Scientists have discovered that moss and humans share common characteristics. To the unknowing person mosses and humans have little in common. The pale green, sunlight dependent organism known as moss is physically different to the human that is large and obtains energy from food.



The scientists carried out experiments to see what would happen if unmodified human/mammalian genes were inserted into the moss genome. What they discovered was that the moss was easily able to convert the code into protein using its own machinery.

This same process doesn’t work on “higher” flowering plants. The reason being is that the start and finish sequences of the genes for animals, plants, fungi and bacteria are considerably different. The more closely related an organism is the more closely related its start to finish sequences are.

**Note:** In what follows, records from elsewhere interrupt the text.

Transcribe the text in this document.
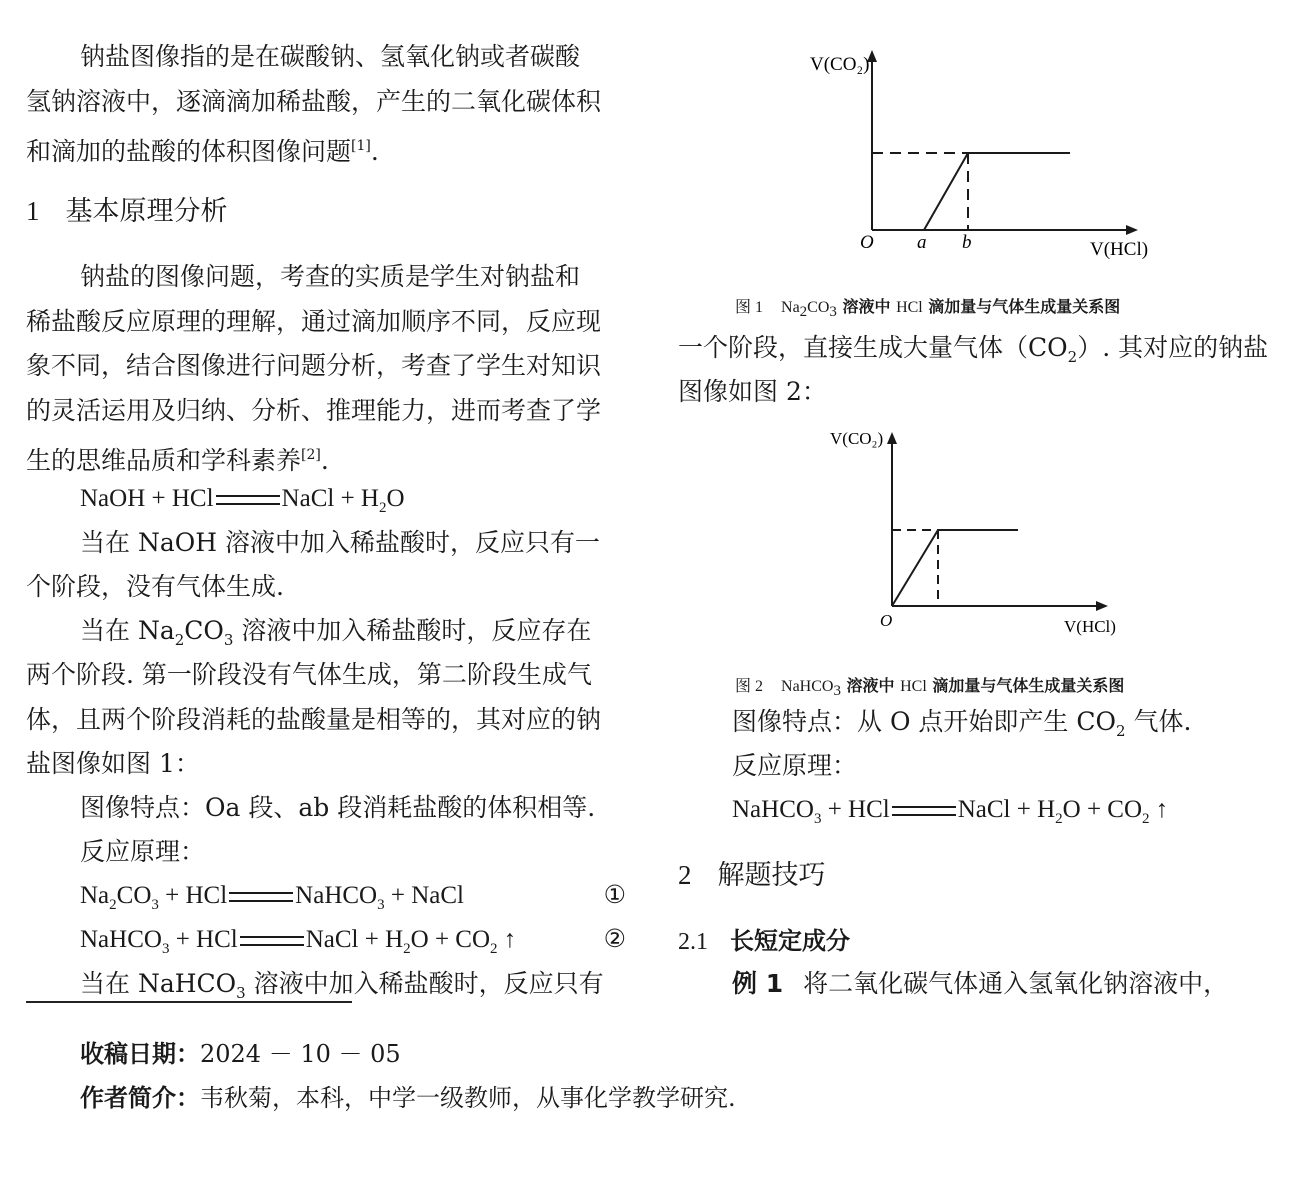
钠盐图像指的是在碳酸钠、氢氧化钠或者碳酸
氢钠溶液中，逐滴滴加稀盐酸，产生的二氧化碳体积
和滴加的盐酸的体积图像问题[1].
1 基本原理分析
钠盐的图像问题，考查的实质是学生对钠盐和
稀盐酸反应原理的理解，通过滴加顺序不同，反应现
象不同，结合图像进行问题分析，考查了学生对知识
的灵活运用及归纳、分析、推理能力，进而考查了学
生的思维品质和学科素养[2].
NaOH + HCl	NaCl + $H_2O$
当在 NaOH 溶液中加入稀盐酸时，反应只有一
个阶段，没有气体生成.
当在 $Na_2CO_3$ 溶液中加入稀盐酸时，反应存在
两个阶段. 第一阶段没有气体生成，第二阶段生成气
体，且两个阶段消耗的盐酸量是相等的，其对应的钠
盐图像如图 1：
图像特点：Oa 段、ab 段消耗盐酸的体积相等.
反应原理：
$Na_2CO_3$ + HCl	NaHCO$_3$ + NaCl	①
NaHCO$_3$ + HCl	NaCl + $H_2O + CO_2$ ↑	②
当在 NaHCO$_3$ 溶液中加入稀盐酸时，反应只有
收稿日期：2024 － 10 － 05
作者简介：韦秋菊，本科，中学一级教师，从事化学教学研究.
V(CO₂)
V(HCl)
O a b
图 1 $Na_2CO_3$ 溶液中 HCl 滴加量与气体生成量关系图
一个阶段，直接生成大量气体$(CO_2)$. 其对应的钠盐
图像如图 2：
图像特点：从 O 点开始即产生 $CO_2$ 气体.
反应原理：
NaHCO$_3$ + HCl	NaCl + $H_2O + CO_2$ ↑
2 解题技巧
2.1 长短定成分
例 1 将二氧化碳气体通入氢氧化钠溶液中，
V(CO₂)
V(HCl)
O
图 2 NaHCO$_3$ 溶液中 HCl 滴加量与气体生成量关系图
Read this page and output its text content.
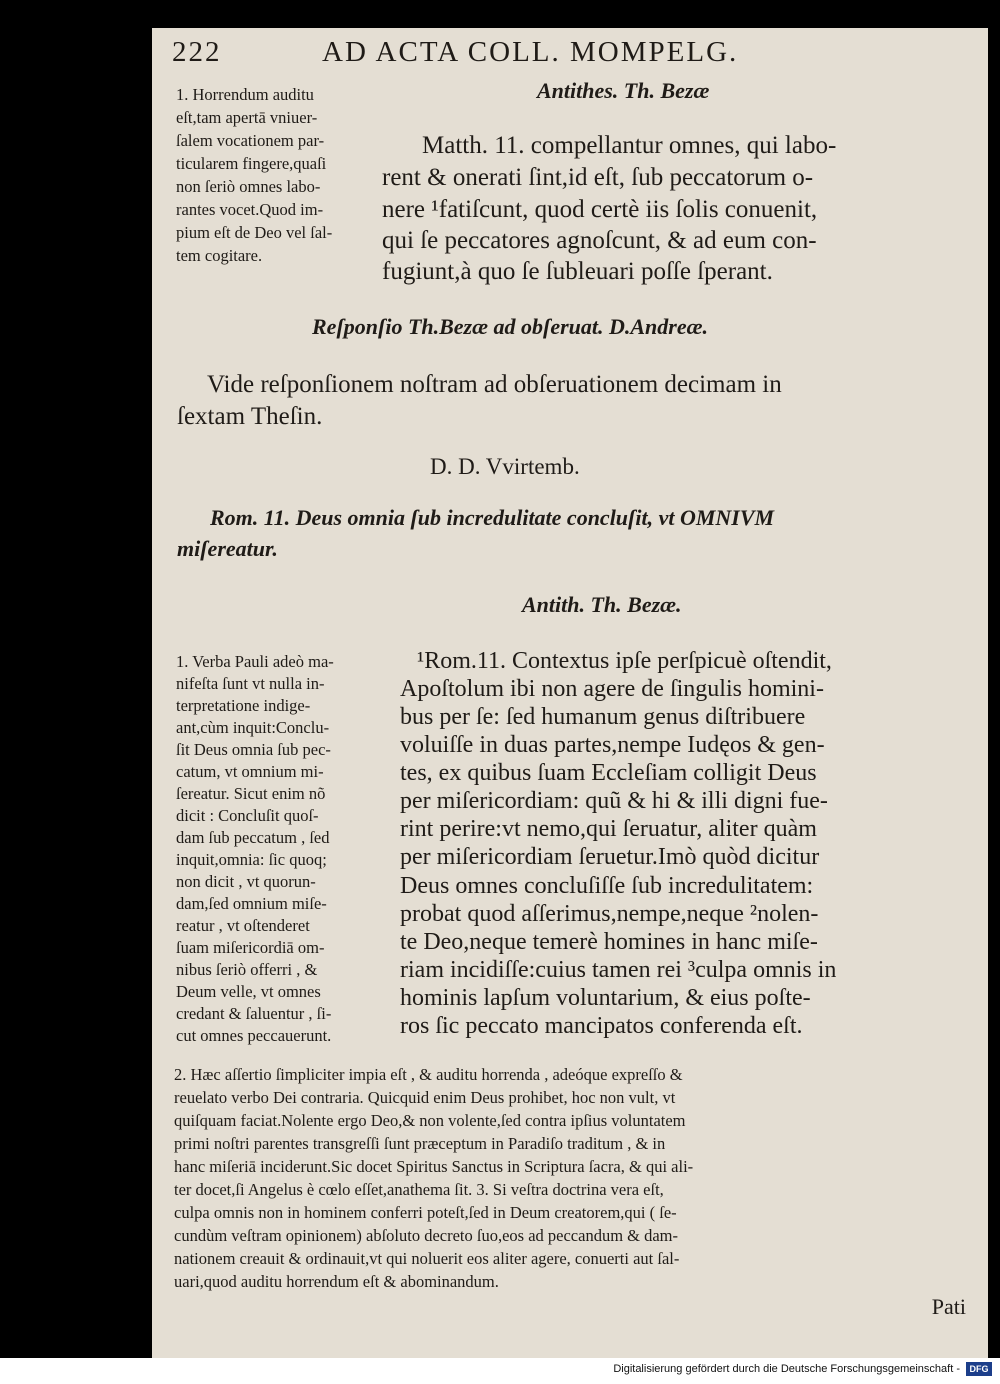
222	AD ACTA COLL. MOMPELG.
Antithes. Th. Bezæ
1. Horrendum auditu
eſt,tam apertā vniuer-
ſalem vocationem par-
ticularem fingere,quaſi
non ſeriò omnes labo-
rantes vocet.Quod im-
pium eſt de Deo vel ſal-
tem cogitare.
Matth. 11. compellantur omnes, qui labo-
rent & onerati ſint,id eſt, ſub peccatorum o-
nere ¹fatiſcunt, quod certè iis ſolis conuenit,
qui ſe peccatores agnoſcunt, & ad eum con-
fugiunt,à quo ſe ſubleuari poſſe ſperant.
Reſponſio Th.Bezæ ad obſeruat. D.Andreæ.
Vide reſponſionem noſtram ad obſeruationem decimam in
ſextam Theſin.
D. D. Vvirtemb.
Rom. 11. Deus omnia ſub incredulitate concluſit, vt OMNIVM
miſereatur.
Antith. Th. Bezæ.
1. Verba Pauli adeò ma-
nifeſta ſunt vt nulla in-
terpretatione indige-
ant,cùm inquit:Conclu-
ſit Deus omnia ſub pec-
catum, vt omnium mi-
ſereatur. Sicut enim nõ
dicit : Concluſit quoſ-
dam ſub peccatum , ſed
inquit,omnia: ſic quoq;
non dicit , vt quorun-
dam,ſed omnium miſe-
reatur , vt oſtenderet
ſuam miſericordiā om-
nibus ſeriò offerri , &
Deum velle, vt omnes
credant & ſaluentur , ſi-
cut omnes peccauerunt.
¹Rom.11. Contextus ipſe perſpicuè oſtendit,
Apoſtolum ibi non agere de ſingulis homini-
bus per ſe: ſed humanum genus diſtribuere
voluiſſe in duas partes,nempe Iudęos & gen-
tes, ex quibus ſuam Eccleſiam colligit Deus
per miſericordiam: quũ & hi & illi digni fue-
rint perire:vt nemo,qui ſeruatur, aliter quàm
per miſericordiam ſeruetur.Imò quòd dicitur
Deus omnes concluſiſſe ſub incredulitatem:
probat quod aſſerimus,nempe,neque ²nolen-
te Deo,neque temerè homines in hanc miſe-
riam incidiſſe:cuius tamen rei ³culpa omnis in
hominis lapſum voluntarium, & eius poſte-
ros ſic peccato mancipatos conferenda eſt.
2. Hæc aſſertio ſimpliciter impia eſt , & auditu horrenda , adeóque expreſſo &
reuelato verbo Dei contraria. Quicquid enim Deus prohibet, hoc non vult, vt
quiſquam faciat.Nolente ergo Deo,& non volente,ſed contra ipſius voluntatem
primi noſtri parentes transgreſſi ſunt præceptum in Paradiſo traditum , & in
hanc miſeriā inciderunt.Sic docet Spiritus Sanctus in Scriptura ſacra, & qui ali-
ter docet,ſi Angelus è cœlo eſſet,anathema ſit. 3. Si veſtra doctrina vera eſt,
culpa omnis non in hominem conferri poteſt,ſed in Deum creatorem,qui ( ſe-
cundùm veſtram opinionem) abſoluto decreto ſuo,eos ad peccandum & dam-
nationem creauit & ordinauit,vt qui noluerit eos aliter agere, conuerti aut ſal-
uari,quod auditu horrendum eſt & abominandum.
Pati
Digitalisierung gefördert durch die Deutsche Forschungsgemeinschaft -	DFG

Scientists believe that the moss underwent its last modification 450 million years ago when it changed from living on water to living on land. It remained unchanged for many millions of years both in its appearance and at the genetic level. The mechanism by which the moss produces proteins is much less sophisticated than latter organism that underwent further development. It’s astonishing how the moss was able to retain this foreign reading gene ability and never have used it for 450 million years.

The moss is used to produce therapeutic proteins such as insulin, which enables diabetics to maintain their blood sugar level. Using moss to produce proteins is a really cheap way to mass produce proteins because it only needs water, some salts and light to flourish.